No need to directly connect your components and services together in program, instead just describe which services are needed by which components in a configuration file/xml file.
The Spring IOC container is then responsible for binding it all up.
The Spring container is at the core part of the Spring Framework.
The container will create the objects, tide them together, configure them, and manage their lifecycle from creation to destruction.
The Spring container make use of dependency injection to manage the components of an application. These objects are called Spring Beans.
The container By reading configuration metadata, gets instructions on what objects to instantiate, configure, and assemble.
The configuration metadata can be XML file, Java annotations, or Java code.
The Spring IoC container makes use of Java POJO classes and configuration metadata to produce a fully configured and executable system or application.
The below given diagram represent a high-level view of how Spring works.

Spring Framework provide two IoC containers.
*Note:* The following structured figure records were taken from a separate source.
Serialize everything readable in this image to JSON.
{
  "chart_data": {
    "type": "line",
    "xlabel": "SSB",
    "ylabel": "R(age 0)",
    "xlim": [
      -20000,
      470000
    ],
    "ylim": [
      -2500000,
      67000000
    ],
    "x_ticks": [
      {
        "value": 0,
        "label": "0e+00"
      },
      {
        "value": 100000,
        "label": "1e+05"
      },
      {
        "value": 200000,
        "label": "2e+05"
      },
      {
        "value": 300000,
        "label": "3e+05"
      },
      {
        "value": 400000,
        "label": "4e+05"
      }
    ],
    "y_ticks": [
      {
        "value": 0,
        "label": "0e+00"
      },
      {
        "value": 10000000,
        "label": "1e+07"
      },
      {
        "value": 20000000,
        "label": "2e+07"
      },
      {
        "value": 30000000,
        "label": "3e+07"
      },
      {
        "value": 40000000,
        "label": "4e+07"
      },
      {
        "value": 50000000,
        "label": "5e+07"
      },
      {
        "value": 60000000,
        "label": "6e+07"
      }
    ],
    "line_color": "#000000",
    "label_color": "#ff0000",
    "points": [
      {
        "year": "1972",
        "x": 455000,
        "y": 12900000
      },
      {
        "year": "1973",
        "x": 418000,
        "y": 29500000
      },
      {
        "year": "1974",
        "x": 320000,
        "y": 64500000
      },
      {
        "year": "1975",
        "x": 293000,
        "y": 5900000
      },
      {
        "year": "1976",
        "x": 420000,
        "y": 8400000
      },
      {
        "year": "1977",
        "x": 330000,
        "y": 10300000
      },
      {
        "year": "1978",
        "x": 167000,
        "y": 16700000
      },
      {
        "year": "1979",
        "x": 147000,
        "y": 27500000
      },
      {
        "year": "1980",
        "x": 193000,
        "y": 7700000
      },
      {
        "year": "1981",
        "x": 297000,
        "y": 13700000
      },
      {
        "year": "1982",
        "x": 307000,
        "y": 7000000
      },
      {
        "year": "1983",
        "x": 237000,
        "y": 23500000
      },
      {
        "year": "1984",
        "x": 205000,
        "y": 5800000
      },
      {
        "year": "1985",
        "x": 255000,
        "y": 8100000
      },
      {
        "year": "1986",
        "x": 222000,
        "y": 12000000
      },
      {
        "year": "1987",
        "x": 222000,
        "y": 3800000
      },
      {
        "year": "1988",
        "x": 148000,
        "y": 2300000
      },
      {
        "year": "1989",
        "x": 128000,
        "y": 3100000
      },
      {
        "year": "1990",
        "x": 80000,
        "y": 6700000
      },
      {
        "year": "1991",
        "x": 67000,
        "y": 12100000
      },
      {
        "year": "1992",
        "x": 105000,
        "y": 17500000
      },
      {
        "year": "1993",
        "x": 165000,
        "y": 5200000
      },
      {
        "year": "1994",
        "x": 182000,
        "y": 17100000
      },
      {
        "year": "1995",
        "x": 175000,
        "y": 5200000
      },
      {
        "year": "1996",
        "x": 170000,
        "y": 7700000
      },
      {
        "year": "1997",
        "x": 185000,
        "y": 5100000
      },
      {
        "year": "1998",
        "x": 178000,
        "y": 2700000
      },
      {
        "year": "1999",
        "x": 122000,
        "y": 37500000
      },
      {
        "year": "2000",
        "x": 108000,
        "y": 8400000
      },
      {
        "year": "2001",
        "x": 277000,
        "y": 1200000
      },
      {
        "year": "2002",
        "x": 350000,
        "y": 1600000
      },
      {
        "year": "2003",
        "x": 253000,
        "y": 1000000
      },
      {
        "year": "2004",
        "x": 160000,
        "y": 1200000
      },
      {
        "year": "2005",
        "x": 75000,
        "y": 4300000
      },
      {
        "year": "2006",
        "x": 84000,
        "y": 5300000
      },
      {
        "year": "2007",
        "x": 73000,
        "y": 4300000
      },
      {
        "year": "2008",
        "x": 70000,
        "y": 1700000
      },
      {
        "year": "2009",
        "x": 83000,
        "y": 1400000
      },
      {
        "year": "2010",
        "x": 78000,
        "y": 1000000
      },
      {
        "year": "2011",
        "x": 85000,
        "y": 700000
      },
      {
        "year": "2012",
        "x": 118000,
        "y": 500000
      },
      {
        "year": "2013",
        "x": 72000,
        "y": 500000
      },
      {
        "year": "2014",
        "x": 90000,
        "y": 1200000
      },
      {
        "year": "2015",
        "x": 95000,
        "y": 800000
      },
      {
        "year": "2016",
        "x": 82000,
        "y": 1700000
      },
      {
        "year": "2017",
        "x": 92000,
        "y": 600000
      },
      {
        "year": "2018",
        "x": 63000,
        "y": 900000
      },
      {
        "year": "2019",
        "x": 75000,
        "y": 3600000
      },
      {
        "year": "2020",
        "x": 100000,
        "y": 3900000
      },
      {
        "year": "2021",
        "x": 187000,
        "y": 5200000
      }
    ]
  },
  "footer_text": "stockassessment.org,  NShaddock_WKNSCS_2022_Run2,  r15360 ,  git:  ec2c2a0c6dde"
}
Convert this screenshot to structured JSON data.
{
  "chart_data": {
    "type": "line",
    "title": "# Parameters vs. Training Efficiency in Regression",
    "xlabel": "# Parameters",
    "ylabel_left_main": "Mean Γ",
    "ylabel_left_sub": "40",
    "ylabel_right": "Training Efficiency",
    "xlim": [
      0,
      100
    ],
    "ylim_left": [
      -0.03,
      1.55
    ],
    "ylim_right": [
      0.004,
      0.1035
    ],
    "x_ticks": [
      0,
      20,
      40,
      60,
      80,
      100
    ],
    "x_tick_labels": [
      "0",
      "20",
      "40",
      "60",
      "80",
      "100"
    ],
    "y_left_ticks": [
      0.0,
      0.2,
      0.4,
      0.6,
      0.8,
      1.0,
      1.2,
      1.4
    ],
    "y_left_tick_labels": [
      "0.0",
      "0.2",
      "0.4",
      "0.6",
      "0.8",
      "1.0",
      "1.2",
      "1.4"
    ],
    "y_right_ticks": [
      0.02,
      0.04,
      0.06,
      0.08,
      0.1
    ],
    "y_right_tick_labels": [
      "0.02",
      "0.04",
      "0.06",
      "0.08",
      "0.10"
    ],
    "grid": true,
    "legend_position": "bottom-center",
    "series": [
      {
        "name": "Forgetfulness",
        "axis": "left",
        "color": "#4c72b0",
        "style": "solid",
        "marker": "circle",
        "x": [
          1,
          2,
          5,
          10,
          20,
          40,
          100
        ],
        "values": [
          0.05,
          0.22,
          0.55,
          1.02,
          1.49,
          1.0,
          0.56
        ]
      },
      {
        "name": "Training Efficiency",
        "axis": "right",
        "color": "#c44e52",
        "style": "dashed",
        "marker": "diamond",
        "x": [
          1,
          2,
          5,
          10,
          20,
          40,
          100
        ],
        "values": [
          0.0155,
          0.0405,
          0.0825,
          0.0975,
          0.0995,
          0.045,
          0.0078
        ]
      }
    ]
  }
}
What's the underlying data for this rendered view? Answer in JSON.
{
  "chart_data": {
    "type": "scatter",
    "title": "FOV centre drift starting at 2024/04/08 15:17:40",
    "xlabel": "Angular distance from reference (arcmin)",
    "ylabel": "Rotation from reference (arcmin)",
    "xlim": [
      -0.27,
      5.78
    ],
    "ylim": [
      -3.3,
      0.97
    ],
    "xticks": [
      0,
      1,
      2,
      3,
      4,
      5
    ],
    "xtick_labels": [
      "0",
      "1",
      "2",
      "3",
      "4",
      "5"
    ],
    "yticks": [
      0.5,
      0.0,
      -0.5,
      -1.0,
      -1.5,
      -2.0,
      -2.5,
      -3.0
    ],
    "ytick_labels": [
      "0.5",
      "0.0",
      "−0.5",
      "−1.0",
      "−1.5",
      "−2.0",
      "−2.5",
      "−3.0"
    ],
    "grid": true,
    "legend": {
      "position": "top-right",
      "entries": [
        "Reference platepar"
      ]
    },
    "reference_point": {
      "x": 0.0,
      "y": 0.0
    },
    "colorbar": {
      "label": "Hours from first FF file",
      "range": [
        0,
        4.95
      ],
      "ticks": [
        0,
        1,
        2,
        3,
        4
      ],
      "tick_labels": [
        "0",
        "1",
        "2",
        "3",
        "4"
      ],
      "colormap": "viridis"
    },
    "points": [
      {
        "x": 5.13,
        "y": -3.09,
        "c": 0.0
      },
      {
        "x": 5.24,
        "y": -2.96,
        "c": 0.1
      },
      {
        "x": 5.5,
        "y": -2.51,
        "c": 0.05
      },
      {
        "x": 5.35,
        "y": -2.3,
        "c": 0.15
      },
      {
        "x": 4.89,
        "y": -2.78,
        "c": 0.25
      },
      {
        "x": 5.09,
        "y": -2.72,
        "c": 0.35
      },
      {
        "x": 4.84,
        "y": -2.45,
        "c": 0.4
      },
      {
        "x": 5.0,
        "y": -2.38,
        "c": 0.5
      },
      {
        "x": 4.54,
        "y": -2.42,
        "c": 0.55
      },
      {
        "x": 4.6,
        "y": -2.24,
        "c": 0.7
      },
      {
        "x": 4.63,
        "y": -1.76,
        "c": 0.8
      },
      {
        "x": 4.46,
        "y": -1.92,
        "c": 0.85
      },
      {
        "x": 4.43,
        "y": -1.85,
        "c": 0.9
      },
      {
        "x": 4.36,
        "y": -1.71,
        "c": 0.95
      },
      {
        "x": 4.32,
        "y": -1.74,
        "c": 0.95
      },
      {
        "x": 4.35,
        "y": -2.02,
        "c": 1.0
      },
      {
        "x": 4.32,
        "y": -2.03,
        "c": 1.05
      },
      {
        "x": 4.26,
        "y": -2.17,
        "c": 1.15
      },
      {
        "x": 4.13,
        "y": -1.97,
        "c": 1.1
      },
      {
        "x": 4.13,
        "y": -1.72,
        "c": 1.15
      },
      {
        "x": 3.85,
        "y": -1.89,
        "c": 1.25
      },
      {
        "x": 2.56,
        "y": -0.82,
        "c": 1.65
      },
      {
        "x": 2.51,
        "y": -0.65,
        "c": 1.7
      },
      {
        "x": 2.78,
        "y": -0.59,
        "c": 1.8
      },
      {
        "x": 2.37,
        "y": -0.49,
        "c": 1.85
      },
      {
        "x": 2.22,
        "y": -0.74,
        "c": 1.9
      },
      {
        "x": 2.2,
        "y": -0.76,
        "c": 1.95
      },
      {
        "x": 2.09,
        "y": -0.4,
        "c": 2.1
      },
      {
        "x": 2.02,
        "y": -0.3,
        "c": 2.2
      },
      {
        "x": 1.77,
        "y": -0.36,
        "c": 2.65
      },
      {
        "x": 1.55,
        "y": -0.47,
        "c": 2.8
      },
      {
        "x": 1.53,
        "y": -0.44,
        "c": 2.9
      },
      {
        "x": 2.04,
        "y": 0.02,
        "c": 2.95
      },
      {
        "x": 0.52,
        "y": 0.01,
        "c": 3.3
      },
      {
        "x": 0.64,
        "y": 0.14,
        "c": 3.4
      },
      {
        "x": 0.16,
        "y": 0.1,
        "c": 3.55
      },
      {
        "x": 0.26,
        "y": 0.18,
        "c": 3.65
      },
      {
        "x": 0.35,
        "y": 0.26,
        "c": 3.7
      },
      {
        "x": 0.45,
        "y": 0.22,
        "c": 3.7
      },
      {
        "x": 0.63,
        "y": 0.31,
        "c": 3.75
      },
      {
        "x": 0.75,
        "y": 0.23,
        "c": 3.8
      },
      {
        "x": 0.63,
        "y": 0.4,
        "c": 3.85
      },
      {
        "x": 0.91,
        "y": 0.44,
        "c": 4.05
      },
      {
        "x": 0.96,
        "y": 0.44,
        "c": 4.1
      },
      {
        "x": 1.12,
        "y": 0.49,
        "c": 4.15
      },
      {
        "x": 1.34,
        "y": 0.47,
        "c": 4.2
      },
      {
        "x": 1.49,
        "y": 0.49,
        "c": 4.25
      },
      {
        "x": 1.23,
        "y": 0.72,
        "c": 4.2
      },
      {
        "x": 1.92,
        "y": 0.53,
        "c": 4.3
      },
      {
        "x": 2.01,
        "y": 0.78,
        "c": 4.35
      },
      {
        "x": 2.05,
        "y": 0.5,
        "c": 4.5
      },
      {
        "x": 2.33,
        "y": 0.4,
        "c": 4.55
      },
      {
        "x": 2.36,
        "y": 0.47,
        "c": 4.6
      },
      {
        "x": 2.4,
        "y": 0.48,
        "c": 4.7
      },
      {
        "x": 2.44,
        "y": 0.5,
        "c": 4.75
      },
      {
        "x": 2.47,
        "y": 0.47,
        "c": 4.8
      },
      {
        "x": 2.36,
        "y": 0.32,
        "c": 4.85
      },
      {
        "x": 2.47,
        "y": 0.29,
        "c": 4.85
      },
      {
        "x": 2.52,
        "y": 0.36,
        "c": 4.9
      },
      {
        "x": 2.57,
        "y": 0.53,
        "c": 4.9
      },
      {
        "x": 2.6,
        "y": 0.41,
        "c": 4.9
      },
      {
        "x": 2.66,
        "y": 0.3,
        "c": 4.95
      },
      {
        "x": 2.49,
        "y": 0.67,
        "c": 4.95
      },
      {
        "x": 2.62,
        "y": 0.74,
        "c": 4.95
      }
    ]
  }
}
- Spring BeanFactory Container org.springframework.beans.factory.BeanFactory interface is the simplest container providing basic support for DI. The BeanFactory interface is the central IoC container interface in Spring. The BeanFactory and related interfaces, such as BeanFactoryAware, InitializingBean, DisposableBean, are still present in Spring to provide backward compatibility with other large number of third-party frameworks that integrate with Spring.
- Spring ApplicationContext Container This container is defined by the org.springframework.context.ApplicationContext interface that is a wrapper of BeanFactory and adds other functionality such as easier integration with Spring's AOP features, message resource handling (for use in internationalization), event propagation, and application-layer specific contexts such as the WebApplicationContext for use in web applications.
Spring Dependency Injections
Every java application has a few objects that work together to present a working application.
When writing a complex Java application, the classes should be loosely coupled from other Java classes to increase
reusability of these classes and to test them independently of other classes while doing unit testing.
Dependency Injection helps in keeping classes independent.
The basic principle behind Dependency Injection (DI) is that objects define their dependencies only through constructor arguments, arguments to a factory method,
or properties which are set on the object instance after it has been constructed or returned from a factory method.
Then, it is the job of the container to actually inject those dependencies when it creates the bean. This is fundamentally Inversion of Control (IoC).
Spring Framework provide two type of dependency injections.
- Constructor injection : Constructor-based Dependency Injection is achieves when the container invokes a class constructor with a number of arguments, each representing a dependency on other class.
- Setter injection : Setter-based Dependency Injection is achieves by the container calling setter methods on your beans after invoking a no-argument constructor or no-argument static factory method to instantiate your bean.